Tryfan comes from try, an intensifying particle, and ban, a peak or summit. The very high peak. The name describes itself. Arthurian legend names it as the burial place of Sir Bedivere, the knight who threw Excalibur into the lake, the last of the Round Table to leave the dying king's side. There is no body and no grave to find, but the story has clung to the mountain for long enough that it now belongs to it. Welsh hillsides hold more legends than they hold paths, and Tryfan holds its share.
The classic route up Tryfan is the north ridge, starting from a layby on the A5 about a mile east of the Idwal Cottage youth hostel. You go straight up. There is no path in the conventional sense, just a Grade 1 scramble that becomes harder if you follow the most direct line and easier if you traverse around the steeper sections. The Cannon Stone marks roughly the one-third point, and yes, you can stand on it for the photograph that every Tryfan veteran has somewhere. The upper ridge demands hands as well as feet. In wet weather the rock turns greasy and the holds disappear. Mountain rescue gets called out here often. The view from the summit, when the cloud lifts, takes in the whole Glyderau ridge to the south, the long roll of the Carneddau across the valley, and on a clear day the sea at Conwy Bay.
Milestone Buttress, the great slab at the mountain's foot, made Tryfan a destination for rock climbers from early in the sport's British history. The Direct Route, seventy-five metres of Very Difficult climbing, was first put up by G. Barlow and H. Priestly-Smith in 1910. It remains so popular that you sometimes have to queue at the base. Tryfan Bach on the other side offers gentler slabs that have introduced generations of beginners to mountain rock. The south ridge crosses Bristly Ridge to Glyder Fach, a magnificent traverse for scramblers who want a long day with their hands on the stone.
Look for the goats. Feral goats, descendants of domesticated animals that escaped or were turned out centuries ago, live on Tryfan and across the Glyderau. They have long shaggy coats and curving horns and they perch on ledges that no human could reach. They watch climbers thoughtfully and occasionally appear in places that seem geometrically impossible. They have outlasted the slate industry, the railway, two world wars, and every change to the surrounding farms. They will probably outlast the rest of us too. Tryfan is their mountain. We are the visitors.

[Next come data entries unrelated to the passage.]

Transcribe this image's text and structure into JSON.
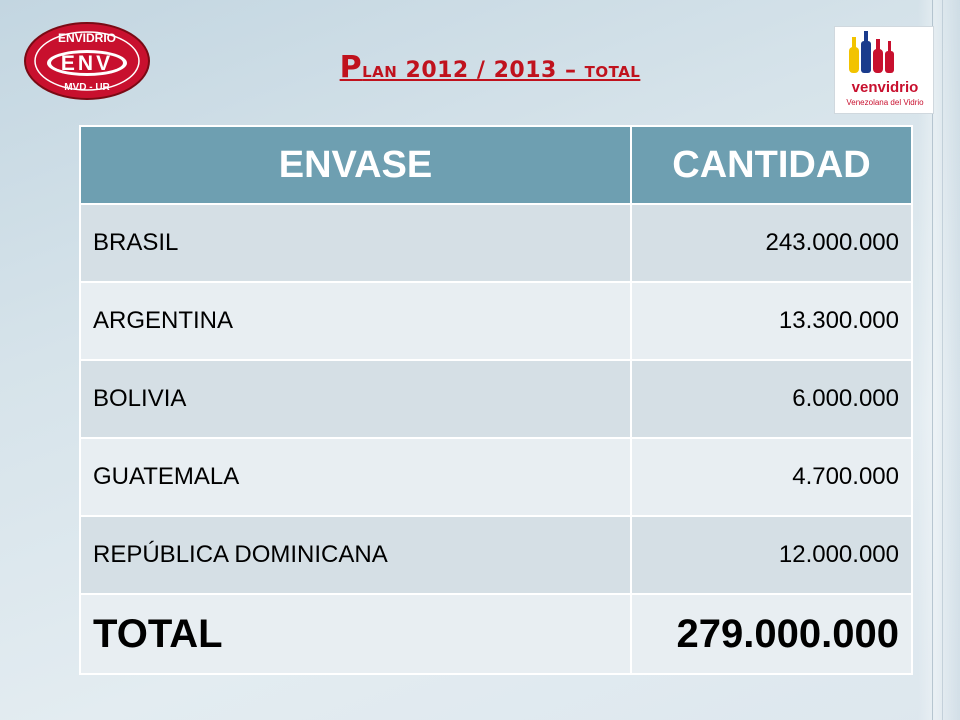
{
  "header": {
    "title_first_letter": "P",
    "title_rest": "lan 2012 / 2013 – total",
    "left_logo": {
      "top_text": "ENVIDRIO",
      "main_text": "ENV",
      "bottom_text": "MVD - UR"
    },
    "right_logo": {
      "brand": "venvidrio",
      "tagline": "Venezolana del Vidrio"
    }
  },
  "table": {
    "columns": [
      "ENVASE",
      "CANTIDAD"
    ],
    "rows": [
      {
        "envase": "BRASIL",
        "cantidad": "243.000.000"
      },
      {
        "envase": "ARGENTINA",
        "cantidad": "13.300.000"
      },
      {
        "envase": "BOLIVIA",
        "cantidad": "6.000.000"
      },
      {
        "envase": "GUATEMALA",
        "cantidad": "4.700.000"
      },
      {
        "envase": "REPÚBLICA DOMINICANA",
        "cantidad": "12.000.000"
      }
    ],
    "total": {
      "label": "TOTAL",
      "value": "279.000.000"
    }
  },
  "colors": {
    "title": "#c0121d",
    "header_fill": "#6e9fb1",
    "row_odd": "#d5dfe5",
    "row_even": "#e8eef2",
    "logo_red": "#c8102e"
  }
}
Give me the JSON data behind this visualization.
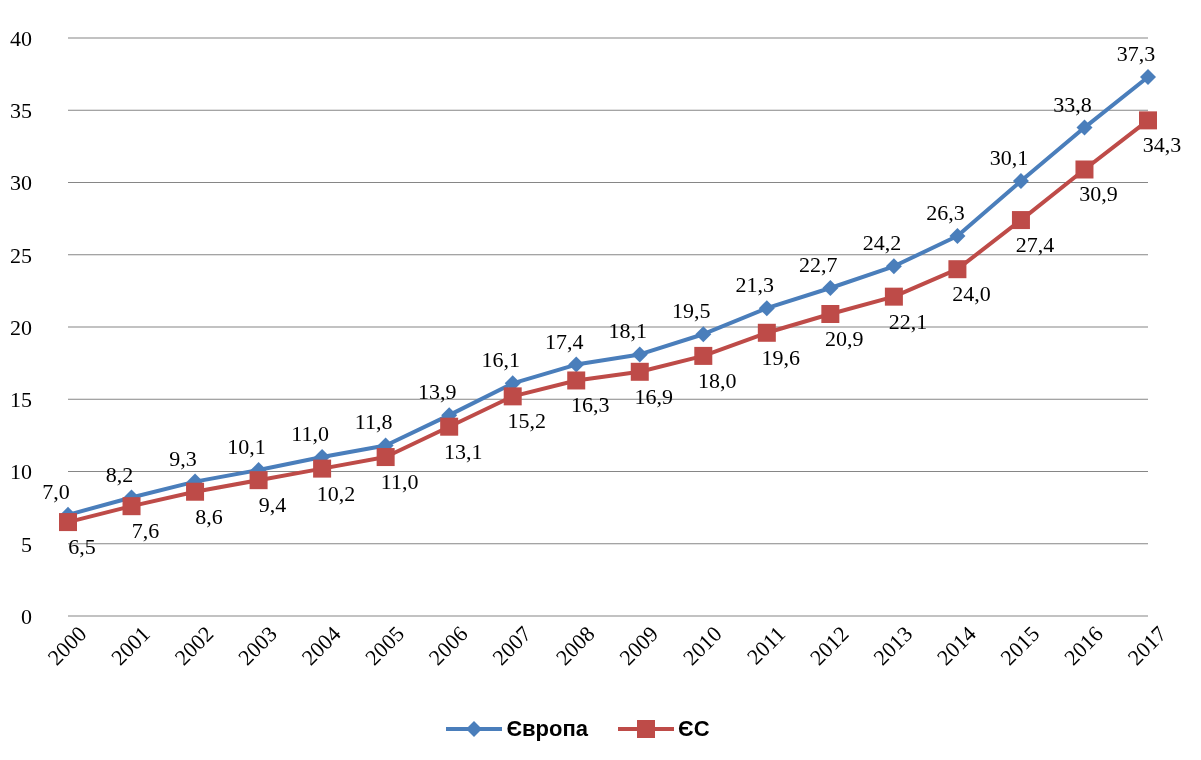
{
  "chart_data": {
    "type": "line",
    "categories": [
      "2000",
      "2001",
      "2002",
      "2003",
      "2004",
      "2005",
      "2006",
      "2007",
      "2008",
      "2009",
      "2010",
      "2011",
      "2012",
      "2013",
      "2014",
      "2015",
      "2016",
      "2017"
    ],
    "series": [
      {
        "name": "Європа",
        "color": "#4a7ebb",
        "marker": "diamond",
        "values": [
          7.0,
          8.2,
          9.3,
          10.1,
          11.0,
          11.8,
          13.9,
          16.1,
          17.4,
          18.1,
          19.5,
          21.3,
          22.7,
          24.2,
          26.3,
          30.1,
          33.8,
          37.3
        ],
        "value_labels": [
          "7,0",
          "8,2",
          "9,3",
          "10,1",
          "11,0",
          "11,8",
          "13,9",
          "16,1",
          "17,4",
          "18,1",
          "19,5",
          "21,3",
          "22,7",
          "24,2",
          "26,3",
          "30,1",
          "33,8",
          "37,3"
        ]
      },
      {
        "name": "ЄС",
        "color": "#be4b48",
        "marker": "square",
        "values": [
          6.5,
          7.6,
          8.6,
          9.4,
          10.2,
          11.0,
          13.1,
          15.2,
          16.3,
          16.9,
          18.0,
          19.6,
          20.9,
          22.1,
          24.0,
          27.4,
          30.9,
          34.3
        ],
        "value_labels": [
          "6,5",
          "7,6",
          "8,6",
          "9,4",
          "10,2",
          "11,0",
          "13,1",
          "15,2",
          "16,3",
          "16,9",
          "18,0",
          "19,6",
          "20,9",
          "22,1",
          "24,0",
          "27,4",
          "30,9",
          "34,3"
        ]
      }
    ],
    "ylim": [
      0,
      40
    ],
    "yticks": [
      0,
      5,
      10,
      15,
      20,
      25,
      30,
      35,
      40
    ],
    "grid": "y",
    "legend": "bottom"
  }
}
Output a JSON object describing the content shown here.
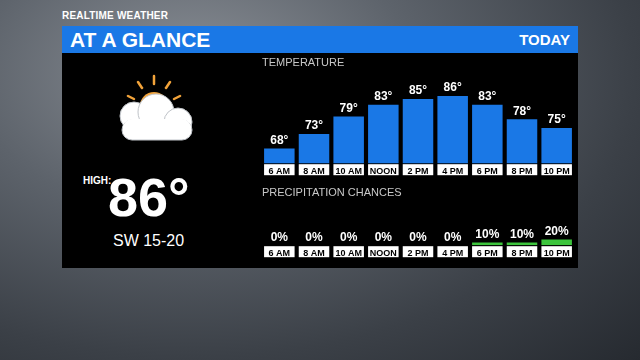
{
  "header": {
    "brand": "REALTIME WEATHER",
    "title": "AT A GLANCE",
    "period": "TODAY"
  },
  "summary": {
    "high_label": "HIGH:",
    "high": "86°",
    "wind": "SW 15-20"
  },
  "chart_data": [
    {
      "type": "bar",
      "title": "TEMPERATURE",
      "categories": [
        "6 AM",
        "8 AM",
        "10 AM",
        "NOON",
        "2 PM",
        "4 PM",
        "6 PM",
        "8 PM",
        "10 PM"
      ],
      "values": [
        68,
        73,
        79,
        83,
        85,
        86,
        83,
        78,
        75
      ],
      "value_labels": [
        "68°",
        "73°",
        "79°",
        "83°",
        "85°",
        "86°",
        "83°",
        "78°",
        "75°"
      ],
      "color": "#1a78e6",
      "ylim": [
        63,
        89
      ],
      "grid": false,
      "data_labels": true,
      "tick_labels": "x"
    },
    {
      "type": "bar",
      "title": "PRECIPITATION CHANCES",
      "categories": [
        "6 AM",
        "8 AM",
        "10 AM",
        "NOON",
        "2 PM",
        "4 PM",
        "6 PM",
        "8 PM",
        "10 PM"
      ],
      "values": [
        0,
        0,
        0,
        0,
        0,
        0,
        10,
        10,
        20
      ],
      "value_labels": [
        "0%",
        "0%",
        "0%",
        "0%",
        "0%",
        "0%",
        "10%",
        "10%",
        "20%"
      ],
      "color": "#3cc43c",
      "ylim": [
        0,
        100
      ],
      "grid": false,
      "data_labels": true,
      "tick_labels": "x"
    }
  ]
}
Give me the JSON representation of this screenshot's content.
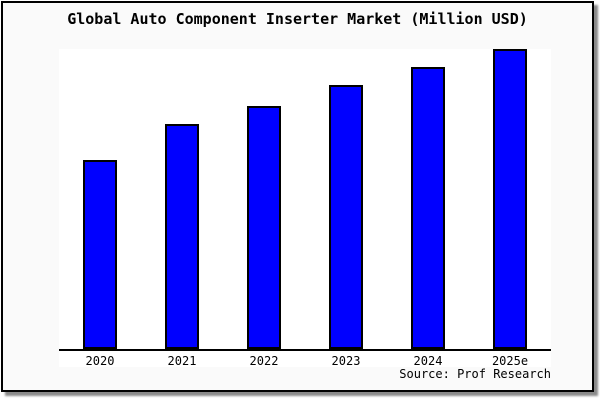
{
  "window": {
    "title": "Global Auto Component Inserter Market (Million USD)"
  },
  "source_note": "Source: Prof Research",
  "chart_data": {
    "type": "bar",
    "title": "Global Auto Component Inserter Market (Million USD)",
    "categories": [
      "2020",
      "2021",
      "2022",
      "2023",
      "2024",
      "2025e"
    ],
    "values": [
      63,
      75,
      81,
      88,
      94,
      100
    ],
    "xlabel": "",
    "ylabel": "",
    "ylim": [
      0,
      100
    ],
    "grid": false,
    "legend": "none",
    "y_axis_visible": false,
    "note": "No y-axis scale is shown in the image; values are bar heights estimated relative to the tallest bar (2025e = 100)",
    "bar_color": "#0000ff",
    "bar_border_color": "#000000",
    "source": "Source: Prof Research"
  },
  "colors": {
    "card_background": "#fafafa",
    "plot_background": "#ffffff",
    "frame_border": "#000000",
    "shadow": "#8a8a8a",
    "bar_fill": "#0000ff",
    "text": "#000000"
  }
}
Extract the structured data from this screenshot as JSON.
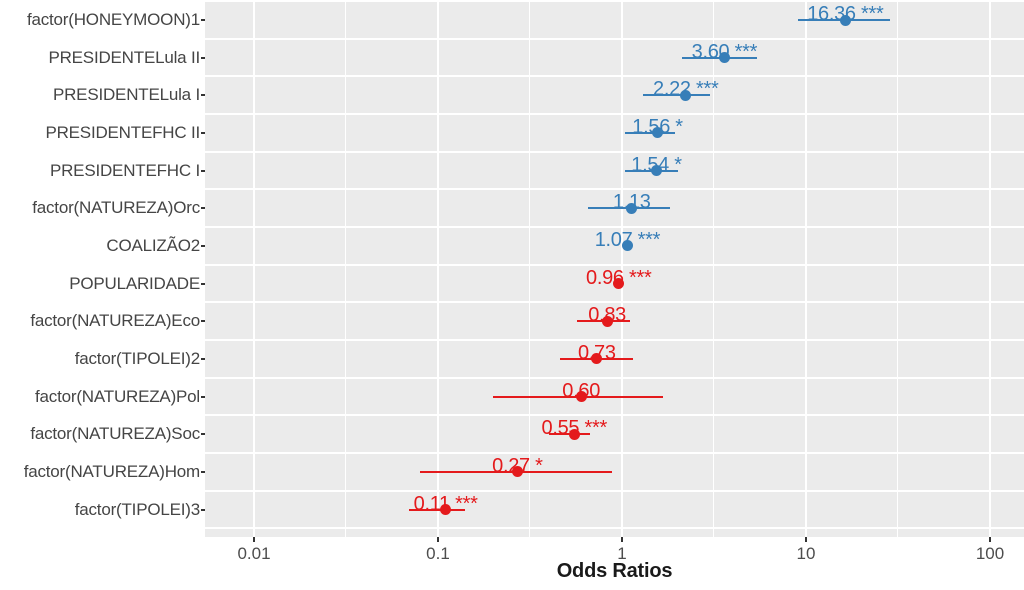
{
  "chart_data": {
    "type": "scatter",
    "subtype": "forest-plot-odds-ratios",
    "title": "",
    "xlabel": "Odds Ratios",
    "ylabel": "",
    "x_scale": "log10",
    "xlim": [
      0.0054,
      150
    ],
    "x_ticks": [
      0.01,
      0.1,
      1,
      10,
      100
    ],
    "x_tick_labels": [
      "0.01",
      "0.1",
      "1",
      "10",
      "100"
    ],
    "grid": "major and minor, white on gray panel",
    "legend_position": "none",
    "value_label_format": "2 decimals plus significance stars",
    "points": [
      {
        "term": "factor(HONEYMOON)1",
        "odds_ratio": 16.36,
        "ci_low": 9.0,
        "ci_high": 28.5,
        "significance": "***",
        "group": "positive"
      },
      {
        "term": "PRESIDENTELula II",
        "odds_ratio": 3.6,
        "ci_low": 2.12,
        "ci_high": 5.42,
        "significance": "***",
        "group": "positive"
      },
      {
        "term": "PRESIDENTELula I",
        "odds_ratio": 2.22,
        "ci_low": 1.3,
        "ci_high": 3.01,
        "significance": "***",
        "group": "positive"
      },
      {
        "term": "PRESIDENTEFHC II",
        "odds_ratio": 1.56,
        "ci_low": 1.04,
        "ci_high": 1.94,
        "significance": "*",
        "group": "positive"
      },
      {
        "term": "PRESIDENTEFHC I",
        "odds_ratio": 1.54,
        "ci_low": 1.04,
        "ci_high": 2.01,
        "significance": "*",
        "group": "positive"
      },
      {
        "term": "factor(NATUREZA)Orc",
        "odds_ratio": 1.13,
        "ci_low": 0.65,
        "ci_high": 1.82,
        "significance": "",
        "group": "positive"
      },
      {
        "term": "COALIZÃO2",
        "odds_ratio": 1.07,
        "ci_low": 1.02,
        "ci_high": 1.13,
        "significance": "***",
        "group": "positive"
      },
      {
        "term": "POPULARIDADE",
        "odds_ratio": 0.96,
        "ci_low": 0.94,
        "ci_high": 0.98,
        "significance": "***",
        "group": "negative"
      },
      {
        "term": "factor(NATUREZA)Eco",
        "odds_ratio": 0.83,
        "ci_low": 0.57,
        "ci_high": 1.1,
        "significance": "",
        "group": "negative"
      },
      {
        "term": "factor(TIPOLEI)2",
        "odds_ratio": 0.73,
        "ci_low": 0.46,
        "ci_high": 1.15,
        "significance": "",
        "group": "negative"
      },
      {
        "term": "factor(NATUREZA)Pol",
        "odds_ratio": 0.6,
        "ci_low": 0.2,
        "ci_high": 1.67,
        "significance": "",
        "group": "negative"
      },
      {
        "term": "factor(NATUREZA)Soc",
        "odds_ratio": 0.55,
        "ci_low": 0.4,
        "ci_high": 0.67,
        "significance": "***",
        "group": "negative"
      },
      {
        "term": "factor(NATUREZA)Hom",
        "odds_ratio": 0.27,
        "ci_low": 0.08,
        "ci_high": 0.88,
        "significance": "*",
        "group": "negative"
      },
      {
        "term": "factor(TIPOLEI)3",
        "odds_ratio": 0.11,
        "ci_low": 0.07,
        "ci_high": 0.14,
        "significance": "***",
        "group": "negative"
      }
    ]
  },
  "colors": {
    "positive": "#377EB8",
    "negative": "#E41A1C",
    "panel_background": "#EBEBEB",
    "gridline": "#FFFFFF",
    "axis_text": "#4D4D4D",
    "term_label_text": "#454545",
    "axis_title_text": "#1A1A1A"
  },
  "layout_hints": {
    "minor_grid_ticks": [
      0.0316,
      0.316,
      3.16,
      31.6
    ]
  }
}
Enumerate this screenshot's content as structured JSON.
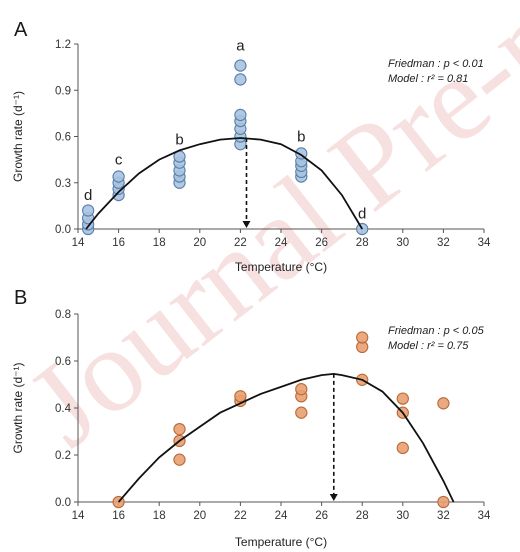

Tryfan rises at 53.11 north, 4.00 west, on the south side of Llyn Ogwen at the head of the Ogwen valley. The summit reaches 917.5 metres, 3,010 feet. The pointed triangular silhouette is the most distinctive single mountain in Eryri (Snowdonia) and reads clearly from any direction. Recommended viewing altitude 5,000 to 7,000 feet to see the mountain against the surrounding Glyderau ridge. Adam and Eve, the twin monoliths on the summit, are visible from the Ogwen valley floor in good light. Mountain weather can deteriorate rapidly. Nearest airports EGCK Caernarfon to the southwest and EGOV Valley on Anglesey to the northwest.